3.3. Training and Testing for Each Target Feature

In the previous stage, we trained and tested feature 3 as a target feature, and the result indicated that SVM achieved the best accuracy. Further training and testing are approached for each target feature, from feature 4 to feature 19. Table 4 indicates the testing results for 17 target features. In Table 4, the target features are trained and tested by using DT, SVM, KNN, and ANN. Comparing with the results in each column, SVM achieved the best performance (from 91.7% to 100%) for all the target features. The lowest accuracy from SVM is 91.7% at target feature 19. The reason could be that the datasets for feature 19 contains noise and uncertainties that reduces the accuracy from all the algorithms. In that column, we can find that DT is 87.1%, KNN is 90.9, and ANN is 86.5. We compare the results, SVM (91.7) is still the best. Figure 3 is the column chart associated with Table 5. SVM is in orange and is the highest in each column. In this article, we found a machine learning method with SVM achieved the significant accuracy (from 91.7 to 100%) to diagnose subcutaneous cyst in addressing blood flow, echo, internal echo, boundary, strong spot, and changes of parenchyma echo.

4. Discussion and Conclusions

In this study, a total of 132 patients from Hunan Provincial People’s Hospital in China participated. Four different types of machine algorithms including decision tree (DT), support vector machine (SVM), -nearest neighbors (KNN), and neural networks (NN) in machine learning method are applied for the diagnose of subcutaneous cyst by ultrasonography. Decision tree is an effective ultrasonic image classification algorithm. It can learn classification rules from unordered data [24, 25]. The decision tree algorithm uses the divide and conquer strategy to divide the search space of the problem into several subsets. From top to bottom, each node determines the next node by calculating the eigenvalue of the input sample. In the leaf node, the final classification result is given [26]. In the case of small amount of data and nondiversified eigenvalues, the construction of decision tree is simple and fast. However, if the data volume is large and the eigenvalues are large, the complexity of the decision tree algorithm will be large. Support vector machine has good performance on both small datasets and large datasets. However, with the increase of dataset size, the complexity of support vector machine also increases. At the same time, the choice of kernel function will also affect the performance of support vector machine [2729]. -nearest neighbors is a lazy and nonparametric algorithm that has the good characteristics of being simple and easy to use and has a reasonable accuracy [30].

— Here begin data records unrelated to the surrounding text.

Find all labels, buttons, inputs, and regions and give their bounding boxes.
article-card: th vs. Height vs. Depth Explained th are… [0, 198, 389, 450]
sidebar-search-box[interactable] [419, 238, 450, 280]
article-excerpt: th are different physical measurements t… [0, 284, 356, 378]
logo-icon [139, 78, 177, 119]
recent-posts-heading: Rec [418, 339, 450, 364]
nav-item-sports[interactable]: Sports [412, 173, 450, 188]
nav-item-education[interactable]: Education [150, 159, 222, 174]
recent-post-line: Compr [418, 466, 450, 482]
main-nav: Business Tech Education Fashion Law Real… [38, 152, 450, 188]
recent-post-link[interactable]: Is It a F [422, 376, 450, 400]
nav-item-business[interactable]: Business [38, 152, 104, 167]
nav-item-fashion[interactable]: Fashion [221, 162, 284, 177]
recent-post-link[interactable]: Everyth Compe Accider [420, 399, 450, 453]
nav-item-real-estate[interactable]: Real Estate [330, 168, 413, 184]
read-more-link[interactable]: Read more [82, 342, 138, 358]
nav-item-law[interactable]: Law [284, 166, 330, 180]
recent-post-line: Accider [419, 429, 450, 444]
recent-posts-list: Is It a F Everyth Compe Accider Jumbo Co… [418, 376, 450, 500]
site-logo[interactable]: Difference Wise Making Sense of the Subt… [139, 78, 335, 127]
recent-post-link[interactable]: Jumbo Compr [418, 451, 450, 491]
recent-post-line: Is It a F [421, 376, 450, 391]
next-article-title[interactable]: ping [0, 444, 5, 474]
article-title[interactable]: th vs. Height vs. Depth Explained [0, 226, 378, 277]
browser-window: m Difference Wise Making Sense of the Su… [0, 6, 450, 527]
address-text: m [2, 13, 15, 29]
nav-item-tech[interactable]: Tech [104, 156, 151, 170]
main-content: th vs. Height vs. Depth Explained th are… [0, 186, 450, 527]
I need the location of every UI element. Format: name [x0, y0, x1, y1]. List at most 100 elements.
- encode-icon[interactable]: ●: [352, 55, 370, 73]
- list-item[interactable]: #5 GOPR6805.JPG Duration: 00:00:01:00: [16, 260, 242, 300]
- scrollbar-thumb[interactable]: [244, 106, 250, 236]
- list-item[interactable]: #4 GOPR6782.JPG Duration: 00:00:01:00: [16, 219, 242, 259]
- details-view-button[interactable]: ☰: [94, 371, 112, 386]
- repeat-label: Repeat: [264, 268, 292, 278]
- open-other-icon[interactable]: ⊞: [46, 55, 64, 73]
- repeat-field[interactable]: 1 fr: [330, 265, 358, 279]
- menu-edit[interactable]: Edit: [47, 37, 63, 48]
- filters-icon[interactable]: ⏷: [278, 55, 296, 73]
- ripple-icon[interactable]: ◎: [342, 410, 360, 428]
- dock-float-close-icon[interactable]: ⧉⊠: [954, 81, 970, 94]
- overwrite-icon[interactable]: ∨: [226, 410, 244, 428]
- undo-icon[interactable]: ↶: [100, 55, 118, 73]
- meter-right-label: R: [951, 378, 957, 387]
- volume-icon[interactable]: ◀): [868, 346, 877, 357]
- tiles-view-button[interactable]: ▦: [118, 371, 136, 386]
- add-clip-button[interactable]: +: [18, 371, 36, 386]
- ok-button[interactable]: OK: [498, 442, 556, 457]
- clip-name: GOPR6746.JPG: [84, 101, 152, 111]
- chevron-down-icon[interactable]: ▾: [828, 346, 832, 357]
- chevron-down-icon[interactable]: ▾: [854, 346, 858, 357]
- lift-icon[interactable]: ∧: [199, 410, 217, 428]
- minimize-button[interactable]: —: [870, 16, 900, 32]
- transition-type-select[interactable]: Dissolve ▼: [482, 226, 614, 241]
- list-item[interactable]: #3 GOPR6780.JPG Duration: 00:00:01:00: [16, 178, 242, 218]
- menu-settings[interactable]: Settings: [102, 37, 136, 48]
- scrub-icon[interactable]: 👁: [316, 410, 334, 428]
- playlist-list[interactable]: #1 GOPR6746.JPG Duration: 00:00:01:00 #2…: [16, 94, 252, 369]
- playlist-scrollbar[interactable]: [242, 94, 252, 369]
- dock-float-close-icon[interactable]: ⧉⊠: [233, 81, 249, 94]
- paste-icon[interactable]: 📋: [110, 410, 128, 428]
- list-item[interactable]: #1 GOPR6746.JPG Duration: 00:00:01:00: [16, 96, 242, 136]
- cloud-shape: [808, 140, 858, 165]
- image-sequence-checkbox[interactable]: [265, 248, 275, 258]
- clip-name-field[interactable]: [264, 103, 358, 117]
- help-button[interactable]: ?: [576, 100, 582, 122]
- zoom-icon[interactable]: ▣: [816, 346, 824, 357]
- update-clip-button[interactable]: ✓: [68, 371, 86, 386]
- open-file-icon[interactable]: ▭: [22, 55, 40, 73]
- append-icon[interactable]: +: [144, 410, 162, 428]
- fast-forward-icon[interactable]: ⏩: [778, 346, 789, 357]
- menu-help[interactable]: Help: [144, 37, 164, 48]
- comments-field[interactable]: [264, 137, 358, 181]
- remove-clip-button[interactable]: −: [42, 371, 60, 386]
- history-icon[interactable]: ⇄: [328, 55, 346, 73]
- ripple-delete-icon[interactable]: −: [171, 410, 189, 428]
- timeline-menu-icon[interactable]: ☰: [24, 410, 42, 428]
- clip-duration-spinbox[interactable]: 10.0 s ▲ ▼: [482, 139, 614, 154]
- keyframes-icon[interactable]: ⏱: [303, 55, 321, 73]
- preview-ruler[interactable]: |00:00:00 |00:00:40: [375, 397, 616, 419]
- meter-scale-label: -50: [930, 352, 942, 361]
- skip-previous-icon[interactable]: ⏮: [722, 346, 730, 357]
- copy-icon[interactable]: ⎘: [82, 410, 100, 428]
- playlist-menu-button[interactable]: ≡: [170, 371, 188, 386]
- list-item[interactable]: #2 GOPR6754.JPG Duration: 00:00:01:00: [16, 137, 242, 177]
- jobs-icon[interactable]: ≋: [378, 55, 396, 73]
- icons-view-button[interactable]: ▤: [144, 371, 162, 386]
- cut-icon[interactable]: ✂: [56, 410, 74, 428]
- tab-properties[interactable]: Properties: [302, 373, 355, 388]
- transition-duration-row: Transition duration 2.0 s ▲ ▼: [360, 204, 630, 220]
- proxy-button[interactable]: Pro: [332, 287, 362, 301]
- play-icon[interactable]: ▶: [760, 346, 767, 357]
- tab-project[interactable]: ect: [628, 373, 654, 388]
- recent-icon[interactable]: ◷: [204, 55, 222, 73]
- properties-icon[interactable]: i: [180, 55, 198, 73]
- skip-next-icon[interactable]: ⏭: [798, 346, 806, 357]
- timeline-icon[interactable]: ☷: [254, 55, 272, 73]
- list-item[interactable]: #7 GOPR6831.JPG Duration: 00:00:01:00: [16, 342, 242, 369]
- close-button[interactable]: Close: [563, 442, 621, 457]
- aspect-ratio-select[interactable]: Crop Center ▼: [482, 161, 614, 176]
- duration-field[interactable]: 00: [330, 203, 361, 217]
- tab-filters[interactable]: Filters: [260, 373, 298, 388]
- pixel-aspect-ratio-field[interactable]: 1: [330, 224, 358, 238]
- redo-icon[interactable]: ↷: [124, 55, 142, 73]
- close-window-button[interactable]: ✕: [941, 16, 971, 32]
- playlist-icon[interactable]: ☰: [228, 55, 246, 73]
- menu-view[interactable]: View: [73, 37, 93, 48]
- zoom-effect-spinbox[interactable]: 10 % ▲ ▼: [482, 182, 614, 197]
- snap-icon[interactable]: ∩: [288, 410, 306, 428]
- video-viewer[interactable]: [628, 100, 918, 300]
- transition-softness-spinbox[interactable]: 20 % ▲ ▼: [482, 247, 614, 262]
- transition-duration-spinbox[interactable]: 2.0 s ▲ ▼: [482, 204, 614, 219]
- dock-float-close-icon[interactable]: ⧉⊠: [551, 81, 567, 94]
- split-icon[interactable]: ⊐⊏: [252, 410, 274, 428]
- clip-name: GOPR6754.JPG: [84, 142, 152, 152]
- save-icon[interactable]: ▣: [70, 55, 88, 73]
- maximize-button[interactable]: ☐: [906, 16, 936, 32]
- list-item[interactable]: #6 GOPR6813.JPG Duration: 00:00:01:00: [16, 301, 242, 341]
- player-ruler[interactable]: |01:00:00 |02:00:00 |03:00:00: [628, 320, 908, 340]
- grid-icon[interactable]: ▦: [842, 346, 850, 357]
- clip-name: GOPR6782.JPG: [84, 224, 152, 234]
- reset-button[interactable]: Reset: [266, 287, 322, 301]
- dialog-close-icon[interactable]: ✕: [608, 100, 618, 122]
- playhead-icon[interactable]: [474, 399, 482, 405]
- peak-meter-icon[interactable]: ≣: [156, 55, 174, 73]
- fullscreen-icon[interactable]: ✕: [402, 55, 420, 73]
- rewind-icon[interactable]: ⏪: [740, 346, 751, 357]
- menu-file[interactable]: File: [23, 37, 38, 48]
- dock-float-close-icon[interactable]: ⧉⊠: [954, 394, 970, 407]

Our research has limitations. First of all, the training set data came from the same hospital, and we did not summarize the basic information of patients and cysts. Second, no matter training or testing datasets, the sample size is relatively small. Therefore, these results need to be validated in a larger cohort to determine the value of our model in clinical practice.

All datasets are separated into two parts, which is 70% for training and 30% for testing. Results show that SVM achieved the best performance (from 91.7% to 100%) for all the target features. The machine learning method developed in this study can help doctors diagnose the ultrasonic images of patients with subcutaneous cysts more accurately. However, other prospective cohort studies should be conducted externally.

Data Availability

The labeled dataset used to support the findings of this study is available from the corresponding author upon request.

Ethical Approval

This retrospective study was approved by the Ethics Committee of Hunan Provincial People’s Hospital as an exempt study without a registration number.

Conflicts of Interest

The authors declare no competing interests.

Acknowledgments

We would like to express our gratitude to all participants in this study. This study was supported by the Project of Education Department of Hunan Province (20C1164 General Project), Project of Finance Department of Hunan Province (2020CZT03), and Joint Project of Science and Health Departments (2021JJ70020).